Добрый доктор Гааз
Я возвращался с Введенского (немецкого) кладбища. Стоял крепкий мороз. У метро «Семеновская» застекленный прямоугольный параллелепипед — пост милиции. Перед будкой лежит человек. Стучусь к милиционерам:
— Человек же замерзнет!
— А какая «скорая» его возьмет? Ведь он весь во вшах. Ему сначала дезинфекцию надо делать, а это денежек стоит. — Потом с издевкой: — А вы его домой к себе возьмите — чайком попоите.

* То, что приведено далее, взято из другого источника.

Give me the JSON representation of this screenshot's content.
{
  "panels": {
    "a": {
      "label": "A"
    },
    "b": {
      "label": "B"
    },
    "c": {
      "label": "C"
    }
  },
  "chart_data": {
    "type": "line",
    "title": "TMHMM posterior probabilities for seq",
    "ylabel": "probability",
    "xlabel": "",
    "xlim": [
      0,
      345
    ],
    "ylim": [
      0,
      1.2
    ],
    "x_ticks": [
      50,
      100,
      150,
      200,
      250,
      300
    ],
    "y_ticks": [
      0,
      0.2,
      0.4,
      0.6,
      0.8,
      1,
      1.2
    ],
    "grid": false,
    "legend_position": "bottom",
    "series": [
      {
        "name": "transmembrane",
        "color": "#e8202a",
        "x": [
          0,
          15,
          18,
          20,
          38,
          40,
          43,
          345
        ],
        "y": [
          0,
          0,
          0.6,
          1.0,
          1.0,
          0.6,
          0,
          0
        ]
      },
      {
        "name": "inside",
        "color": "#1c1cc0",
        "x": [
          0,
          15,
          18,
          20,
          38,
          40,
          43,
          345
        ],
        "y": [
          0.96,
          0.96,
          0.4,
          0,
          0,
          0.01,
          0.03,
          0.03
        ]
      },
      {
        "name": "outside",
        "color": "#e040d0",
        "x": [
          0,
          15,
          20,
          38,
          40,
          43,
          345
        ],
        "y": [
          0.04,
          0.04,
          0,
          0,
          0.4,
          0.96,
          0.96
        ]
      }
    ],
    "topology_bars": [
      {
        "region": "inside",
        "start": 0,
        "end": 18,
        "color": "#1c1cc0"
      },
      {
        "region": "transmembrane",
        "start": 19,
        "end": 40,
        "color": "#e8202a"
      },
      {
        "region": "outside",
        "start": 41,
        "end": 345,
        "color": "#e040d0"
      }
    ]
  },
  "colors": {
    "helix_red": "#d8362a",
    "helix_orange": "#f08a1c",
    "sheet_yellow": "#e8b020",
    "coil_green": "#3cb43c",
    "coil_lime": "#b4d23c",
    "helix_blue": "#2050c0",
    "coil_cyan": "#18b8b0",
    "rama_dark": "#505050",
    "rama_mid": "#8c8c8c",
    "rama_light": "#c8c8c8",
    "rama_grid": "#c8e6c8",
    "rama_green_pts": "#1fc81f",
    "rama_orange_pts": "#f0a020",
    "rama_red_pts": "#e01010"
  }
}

Что делать? Дома у меня тяжело больной отец. Живу я на другом конце Москвы. Денег на такси нет. Да и кто нас посадит? Апеллировать к равнодушно проходящим мимо? Поднять скандал? Заберут, скажут: пьян, могут отправить в вытрезвитель. Для очистки совести позвонил 02. Девушка-дежурная сказала:
— Спасибо. Примем меры.
Потом я два раза был наказан за свое малодушие. Через день иду от метро «Водный стадион». У забора лежит мертвый человек. Над ним в каске, бронежилете и с автоматом омоновец:
— Вот, замерз. Жду, когда «труповозка» приедет.

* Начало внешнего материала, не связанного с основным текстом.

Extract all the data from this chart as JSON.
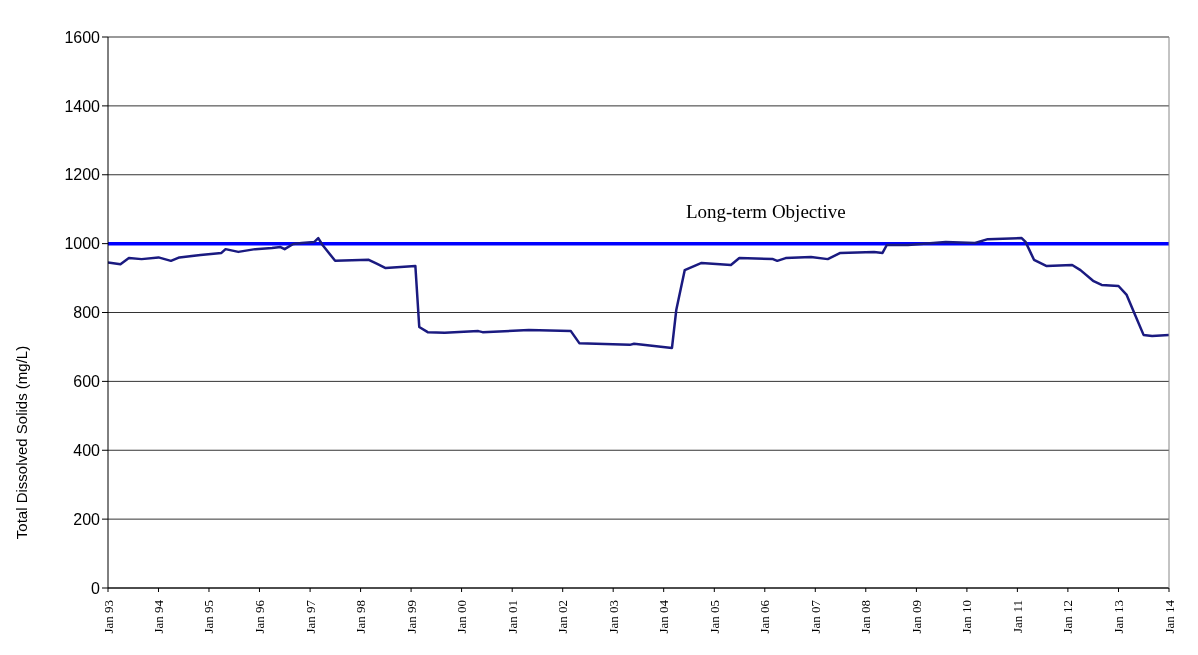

На следующий день, не доходя 20 метров до метро «Речной вокзал», натыкаюсь на лежащего на спине покойника. У него уже лицо инеем покрылось. Прохожие обходят замерзшего и бегут дальше. В метро мне сказали:
— Мы уже два раза звонили, никто не приезжает.
Это же страшно, в каком городе мы живем! А ведь уже более чем полторы сотни лет тому назад в Москве была устроена полицейская больница, куда отвозили таких вот бездомных бедолаг, подобранных на улице.
Справляли девяностопятилетний юбилей нашей хорошей знакомой Татьяны Евлампиевны Николаевой. Я обратил внимание на висящую на стене фотографию. Человек в толстовке, в простых круглых очках. Ясное круглое лицо, обрамленное короткой бородкой. Сочетание простоты внешнего облика со светящимся в глазах умом и отражением редкой доброты и духовности на его лице. Видно, это был незаурядный человек.
— Это Ваш муж, Татьяна Евлампиевна?
— Нет, это мой папа. Он умер, когда ему было всего 32 года. Совсем молодым он уже стал профессором медицинского факультета Московского университета. Тогда был обычай: профессора-медики несколько раз в неделю бесплатно работали в больницах для бедных. Папа заразился тифом от девочки-нищенки. Ее вылечил, а сам умер.
Полицейскую больницу в Москве основал знаменитый доктор Федор Петрович Гааз. Многие поколения москвичей воспитывались на легендах о Федоре Петровиче. О Гаазе писали Герцен, Тургенев, Куприн, Кони, Домбровский, Окуджава... В 1912 году в Лейпциге вышла наиболее полная биография Гааза «Реформатор русского тюремного дела», написанная Карлом Хетцелем.
«Между преступлением, болезнью и несчастьем имеется такая тесная взаимосвязь, что иногда трудно, а иногда невозможно отделить одно от другого. Необходимо справедливое, не жестокое обращение с виновным, глубокое сочувствие к несчастным и тщательная забота о больном», — писал Гааз в 1830 году князю Дмитрию Владимировичу Голицыну. Князь Голицын — московский генерал-губернатор, председатель созданного по приказу Николая I московского тюремного комитета.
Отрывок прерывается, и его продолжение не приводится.